Un passage de Saint Paul prouve qu'il ne faut pas interpréter cette Loi, ou de la Puissance en elle-même, ou d'un Prince de bonnes moeurs. L'Apôtre ayant invectivé le Grand Pontife Ananias, revêtu du pouvoir suprême, parce qu'il violoit ouvertement les Loix, il s'excusa sur ce qu'il ignoroit qu'Ananius fût le Grand Prêtre, parce qu'il est écrit dans la Loi, «Peuples ne maudissez point le Prince.» Les Hébreux conviennent que le nom de Prince dans la Loi divine s'exprimoit par un terme approchant de celui de Juge souverain, ou de Chef du Grand Synhedrin à la place de Moïse: Les Chefs des Synhedrins des deux Palestines sont Princes dans la Loi de Théodose & de Valentinien. Les Auteurs, versés dans la Loi Judaïque, sçavent que Sabinius, Proconsul de Syrie, outre le Synhedrin de Jérusalem, seul & unique autrefois, en établit quatre autres ayant la même autorité: ils avoient leurs Princes & leurs Chefs.
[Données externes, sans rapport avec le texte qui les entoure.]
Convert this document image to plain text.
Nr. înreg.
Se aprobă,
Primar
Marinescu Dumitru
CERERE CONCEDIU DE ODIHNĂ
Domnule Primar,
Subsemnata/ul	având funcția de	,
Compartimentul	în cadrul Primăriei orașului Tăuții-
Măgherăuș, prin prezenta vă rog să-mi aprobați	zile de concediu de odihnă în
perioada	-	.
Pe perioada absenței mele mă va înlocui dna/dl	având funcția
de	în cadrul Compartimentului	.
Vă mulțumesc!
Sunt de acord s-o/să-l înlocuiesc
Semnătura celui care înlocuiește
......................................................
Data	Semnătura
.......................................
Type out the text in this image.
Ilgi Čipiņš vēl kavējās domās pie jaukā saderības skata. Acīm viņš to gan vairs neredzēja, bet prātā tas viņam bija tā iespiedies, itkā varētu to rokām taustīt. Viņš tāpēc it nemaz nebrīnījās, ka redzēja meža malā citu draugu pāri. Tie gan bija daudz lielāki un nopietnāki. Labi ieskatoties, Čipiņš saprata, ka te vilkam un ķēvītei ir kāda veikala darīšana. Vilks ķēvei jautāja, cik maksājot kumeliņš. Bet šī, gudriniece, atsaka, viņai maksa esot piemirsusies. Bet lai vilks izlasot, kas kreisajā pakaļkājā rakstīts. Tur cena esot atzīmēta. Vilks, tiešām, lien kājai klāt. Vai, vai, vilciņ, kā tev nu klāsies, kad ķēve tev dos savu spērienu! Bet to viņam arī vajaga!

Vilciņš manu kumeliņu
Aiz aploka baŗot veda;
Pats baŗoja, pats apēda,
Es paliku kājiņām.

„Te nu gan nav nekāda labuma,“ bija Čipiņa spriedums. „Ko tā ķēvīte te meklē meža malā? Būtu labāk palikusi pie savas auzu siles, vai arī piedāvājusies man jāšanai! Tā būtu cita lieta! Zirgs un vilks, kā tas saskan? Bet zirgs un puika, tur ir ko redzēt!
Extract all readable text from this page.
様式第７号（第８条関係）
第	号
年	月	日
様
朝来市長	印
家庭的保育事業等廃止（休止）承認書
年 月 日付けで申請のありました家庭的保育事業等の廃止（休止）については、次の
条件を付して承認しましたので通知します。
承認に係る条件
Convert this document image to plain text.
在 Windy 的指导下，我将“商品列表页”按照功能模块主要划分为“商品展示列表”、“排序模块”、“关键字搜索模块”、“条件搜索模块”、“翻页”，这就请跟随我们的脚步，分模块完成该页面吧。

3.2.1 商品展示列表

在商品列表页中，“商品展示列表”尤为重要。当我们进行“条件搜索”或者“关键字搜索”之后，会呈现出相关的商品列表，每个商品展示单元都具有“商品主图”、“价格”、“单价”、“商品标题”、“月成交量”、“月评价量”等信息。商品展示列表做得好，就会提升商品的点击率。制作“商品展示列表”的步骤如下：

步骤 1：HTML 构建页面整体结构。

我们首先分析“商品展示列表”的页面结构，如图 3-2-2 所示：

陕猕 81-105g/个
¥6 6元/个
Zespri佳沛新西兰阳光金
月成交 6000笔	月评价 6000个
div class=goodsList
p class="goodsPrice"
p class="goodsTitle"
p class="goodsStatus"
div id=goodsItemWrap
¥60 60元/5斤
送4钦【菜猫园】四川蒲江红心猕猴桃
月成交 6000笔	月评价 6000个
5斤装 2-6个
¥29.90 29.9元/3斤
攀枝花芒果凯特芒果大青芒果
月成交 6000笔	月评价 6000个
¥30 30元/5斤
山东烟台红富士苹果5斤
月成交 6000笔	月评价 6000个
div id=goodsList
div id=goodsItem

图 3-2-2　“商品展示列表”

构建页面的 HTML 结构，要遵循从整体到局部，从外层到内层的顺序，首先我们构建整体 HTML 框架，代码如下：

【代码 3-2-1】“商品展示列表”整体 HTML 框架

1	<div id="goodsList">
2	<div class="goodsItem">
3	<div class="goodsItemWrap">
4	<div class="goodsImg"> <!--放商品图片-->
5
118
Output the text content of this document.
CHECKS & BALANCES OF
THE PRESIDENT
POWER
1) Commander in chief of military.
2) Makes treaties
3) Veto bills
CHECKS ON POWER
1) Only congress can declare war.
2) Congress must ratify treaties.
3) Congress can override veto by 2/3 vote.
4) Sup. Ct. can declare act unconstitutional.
On donnoit le nom de Prince au Grand Prêtre,& quand il n'y avoit point de Nasi, il le représentoit. Les Rabins nous apprennent que le Roi étoit la première personne de la République des Juifs, que le Nasi occupoit la seconde place, & le Grand Prêtre la troisième; de forte que pendant l'interrègne le Grand Prêtre devenoit la seconde personne, & la première, en l'absence du Nasi. Vient ici naturellement un passage célèbre de l'Apôtre S. Jude, qui, démasquant certains hérétiques, dit: «Ils improuvent la domination, & ils blasphèment contre les Sentences; comme l'Archange Michel, ajoute-t'il, disputoit avec le Diable à qui auroit le corps de Moïse, il n'osa le maudire; il s'écria seulement que Dieu le confonde»: on conclut de-là qu'on envisageoit moins la dignité en elle-même, que les personnes placées dans un rang suprême, & qu'on ne respectoit pas moins les Princes d'une vie dissolue, que ceux d'une conduite pure: aussi présente-t'on aux hommes l'exemple du Démon, qui quoique très-méchant fut épargné par l'Ange, à cause de l'excellence de sa nature; pour leur apprendre quels égards méritent ceux que Dieu met au-dessus d'eux. Je n'omettrai point ce Canon du Concile de Toléde: «Ayant réfléchi sur les moeurs dépravées du siècle, nous décernons qu'il n'est pas permis de maudire le Prince; car le Créateur a écrit, Peuples ne maudissez pas le Prince; qui osera le faire, sera puni de l'Excommunication ecclésiastique.» Optat de Mileve trace le portrait de Donat, Chef du schisme d'Afrique. Dans les accès de sa fureur ordinaire il s'exhala en ces reproches: «Qu'a de commun l'Empereur avec l'Église?» il proféra plusieurs impertinences semblables à celles qu'il écrivoit à Grégoire, la tache du Sénat, la honte des Préfets, & d'autres injures, auxquelles Grégoire répondit avec la douceur épiscopale. La teneur de plusieurs autres Lettres est dans la bouche de tout le monde; c'étoit bien peu suivre le précepte de Saint Paul, que d'insulter les Puissances & les Rois, pour lesquels au contraire il étoit obligé d'offrir incessamment des prieres à Dieu.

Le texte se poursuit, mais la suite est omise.